Deux hommes fort lettrés et écrivains d'un grand mérite, M. Abel Rémusat[196] et M. Saint-Martin[197], avaient seuls alors la faiblesse de s'élever contre moi; ils étaient attachés à M. le baron de Damas. Je conçois qu'on soit un peu irrité contre ces gens qui méprisent les places; ce sont là de ces insolences qu'on ne doit pas tolérer.

[Note 196: Jean-Pierre-Abel _Rémusat_ (1788-1832). Membre de l'Académie des inscriptions et belles-lettres, professeur au Collège de France, rédacteur du _Journal des Savants_, conservateur des manuscrits orientaux de la Bibliothèque royale, l'un des fondateurs de la Société asiatique, dont il fut président en 1829, il a publié sur les langues et les littératures de l'Orient de nombreuses et savantes études, où il a su allier à l'érudition la plus sûre un rare talent d'écrivain. Ces travaux le placèrent au premier rang des orientalistes. Il ne laissait pas, d'ailleurs, de s'occuper aussi des choses d'Occident et de prendre une part active à la politique. Par ses opinions, il appartenait à l'extrême droite.]

[Note 197: Antoine-Jean _Saint-Martin_ (1791-1832) fut, comme Abel Rémusat, son confrère à l'Académie des inscriptions, un de nos plus savants orientalistes.

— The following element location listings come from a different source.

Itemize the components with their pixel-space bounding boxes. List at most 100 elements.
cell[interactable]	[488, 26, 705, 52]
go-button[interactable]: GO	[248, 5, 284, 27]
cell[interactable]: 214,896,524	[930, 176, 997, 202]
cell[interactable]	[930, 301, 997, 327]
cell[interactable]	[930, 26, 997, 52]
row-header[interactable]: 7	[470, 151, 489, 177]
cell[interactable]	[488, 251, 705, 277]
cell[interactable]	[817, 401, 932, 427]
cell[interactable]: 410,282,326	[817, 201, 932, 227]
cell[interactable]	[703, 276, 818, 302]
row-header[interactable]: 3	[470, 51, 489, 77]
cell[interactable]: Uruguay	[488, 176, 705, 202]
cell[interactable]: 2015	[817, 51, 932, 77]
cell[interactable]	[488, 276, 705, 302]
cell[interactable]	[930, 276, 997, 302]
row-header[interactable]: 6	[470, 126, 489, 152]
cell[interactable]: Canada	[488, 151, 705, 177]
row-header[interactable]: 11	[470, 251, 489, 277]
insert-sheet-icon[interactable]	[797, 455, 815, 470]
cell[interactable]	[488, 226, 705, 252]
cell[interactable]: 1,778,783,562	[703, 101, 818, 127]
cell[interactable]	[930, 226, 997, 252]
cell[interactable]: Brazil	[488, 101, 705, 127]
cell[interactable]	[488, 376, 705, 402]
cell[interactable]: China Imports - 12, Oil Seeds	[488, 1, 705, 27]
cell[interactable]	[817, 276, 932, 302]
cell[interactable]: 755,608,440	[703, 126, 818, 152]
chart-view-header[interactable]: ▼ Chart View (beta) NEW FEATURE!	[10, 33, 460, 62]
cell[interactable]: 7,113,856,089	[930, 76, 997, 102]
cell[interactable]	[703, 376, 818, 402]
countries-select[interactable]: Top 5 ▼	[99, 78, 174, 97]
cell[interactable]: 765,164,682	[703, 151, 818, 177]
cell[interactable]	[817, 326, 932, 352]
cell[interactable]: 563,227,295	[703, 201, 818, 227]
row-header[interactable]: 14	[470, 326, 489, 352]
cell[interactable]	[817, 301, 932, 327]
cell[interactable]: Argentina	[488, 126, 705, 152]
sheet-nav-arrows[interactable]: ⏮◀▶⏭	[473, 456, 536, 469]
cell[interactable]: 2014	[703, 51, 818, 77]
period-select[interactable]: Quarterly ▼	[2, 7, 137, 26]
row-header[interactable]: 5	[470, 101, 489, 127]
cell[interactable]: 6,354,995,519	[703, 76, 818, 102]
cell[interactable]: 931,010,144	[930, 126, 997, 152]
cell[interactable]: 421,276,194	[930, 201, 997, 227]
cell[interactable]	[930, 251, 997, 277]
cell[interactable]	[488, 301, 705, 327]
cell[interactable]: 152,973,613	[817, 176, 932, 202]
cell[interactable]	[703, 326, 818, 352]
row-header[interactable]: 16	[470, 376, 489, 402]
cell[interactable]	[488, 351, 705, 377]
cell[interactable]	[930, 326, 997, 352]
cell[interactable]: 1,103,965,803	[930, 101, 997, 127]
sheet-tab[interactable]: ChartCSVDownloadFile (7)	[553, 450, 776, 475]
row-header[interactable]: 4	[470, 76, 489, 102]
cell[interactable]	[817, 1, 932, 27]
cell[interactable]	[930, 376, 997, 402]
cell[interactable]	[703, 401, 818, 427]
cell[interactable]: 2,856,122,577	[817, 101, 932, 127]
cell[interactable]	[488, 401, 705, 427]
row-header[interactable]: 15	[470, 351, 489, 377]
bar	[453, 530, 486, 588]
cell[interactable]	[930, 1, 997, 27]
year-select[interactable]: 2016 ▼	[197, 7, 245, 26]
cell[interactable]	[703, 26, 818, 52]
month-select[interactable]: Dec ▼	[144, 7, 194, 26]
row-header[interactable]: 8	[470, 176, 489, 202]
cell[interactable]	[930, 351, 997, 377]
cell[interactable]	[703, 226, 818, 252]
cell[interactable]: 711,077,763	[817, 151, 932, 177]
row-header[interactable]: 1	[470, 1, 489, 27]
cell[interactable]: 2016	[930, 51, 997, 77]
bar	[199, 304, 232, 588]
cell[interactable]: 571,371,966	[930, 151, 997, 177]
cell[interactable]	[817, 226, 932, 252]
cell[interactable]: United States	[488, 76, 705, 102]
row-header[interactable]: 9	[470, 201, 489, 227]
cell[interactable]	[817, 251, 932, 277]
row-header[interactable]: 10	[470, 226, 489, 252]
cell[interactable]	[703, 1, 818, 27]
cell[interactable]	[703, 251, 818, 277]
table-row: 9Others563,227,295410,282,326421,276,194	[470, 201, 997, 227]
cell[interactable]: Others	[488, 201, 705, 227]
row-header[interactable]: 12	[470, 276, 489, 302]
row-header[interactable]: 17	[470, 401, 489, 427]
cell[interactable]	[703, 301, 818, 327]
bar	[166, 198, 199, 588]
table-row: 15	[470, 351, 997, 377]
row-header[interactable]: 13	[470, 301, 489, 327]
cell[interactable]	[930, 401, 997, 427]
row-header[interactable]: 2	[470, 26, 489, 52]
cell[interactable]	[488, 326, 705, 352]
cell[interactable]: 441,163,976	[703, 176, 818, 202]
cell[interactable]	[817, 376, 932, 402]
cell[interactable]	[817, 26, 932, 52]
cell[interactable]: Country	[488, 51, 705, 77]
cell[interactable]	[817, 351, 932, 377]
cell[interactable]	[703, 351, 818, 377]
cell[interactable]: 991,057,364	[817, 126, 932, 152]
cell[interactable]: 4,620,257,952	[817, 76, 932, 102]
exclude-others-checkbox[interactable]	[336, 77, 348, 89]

Sa _Notice sur l'Égypte sous les Pharaons_ (1811), et celle _sur le Zodiaque de Denderah_ (1822), ses _Fragments d'une histoire des Arsacides_ (1830) et surtout ses _Mémoires historiques et géographiques sur l'Arménie_ (1818) sont des travaux de premier ordre. Son ardeur monarchique égalait celle de Rémusat, et il fonda, le 1er janvier 1829, _l'Universel_, feuille ultra-royaliste.]

M. Guizot lui-même daigna visiter ma demeure; il crut pouvoir franchir l'immense distance que la nature a mise entre nous; en m'abordant, il me dit ces paroles pleines de tout ce qu'il se devait: «Monsieur, _c'est bien différent aujourd'hui_!» Dans cette année 1829, M. Guizot eut besoin de moi pour son élection; j'écrivis aux électeurs de Lisieux, il fut nommé[198]; M. de Broglie m'en remercia par ce billet:

[Note 198: Le 15 octobre 1829, la mort du savant chimiste Vauquelin fit vaquer un siège dans la Chambre des députés, où il représentait les arrondissements de Lisieux et de Pont-l'Évêque, qui formaient le quatrième arrondissement électoral du département du Calvados. La candidature fut offerte à M. Guizot, et, le 23 janvier 1830, il était élu à une forte majorité. Au même moment, M. Berryer, que jusque-là son âge avait tenu, comme M. Guizot, éloigné de la Chambre des députés, y était élu par le département de la Haute-Loire, où un siège se trouvait aussi vacant.]

«Permettez-moi de vous remercier, monsieur, de la lettre que vous avez bien voulu m'adresser. J'en ai fait l'usage que j'en devais faire, et je suis convaincu que, comme tout ce qui vient de vous, elle portera ses fruits et des fruits salutaires. Pour ma part, j'en suis aussi reconnaissant que s'il s'agissait de moi-même, car il n'est aucun événement auquel je sois plus identifié et qui m'inspire un plus vif intérêt.»

Les journées de juillet ayant trouvé M. Guizot député, il en est résulté que je suis devenu en partie la cause de son élévation politique: la prière de l'humble est quelquefois écoutée du ciel.

* * * * *

Les premiers collègues de M. de Polignac furent MM. de Bourmont[199], de La Bourdonnaye, de Chabrol, Courvoisier[200] et Montbel[201]. Le 17 juin 1815, étant à Gand et descendant de chez le roi, je rencontrai au bas de l'escalier un homme en redingote et en bottes crottées, qui montait chez Sa Majesté. À sa physionomie spirituelle, à son nez fin, à ses beaux yeux doux de couleuvre, je reconnus le général Bourmont; il avait déserté l'armée de Bonaparte le 15. Le comte de Bourmont est un officier de mérite, habile à se tirer des pas difficiles; mais un de ces hommes qui, mis en première ligne, voient les obstacles et ne les peuvent vaincre, faits qu'ils sont pour être conduits, non pour conduire: heureux dans ses fils, Alger lui laissera un nom.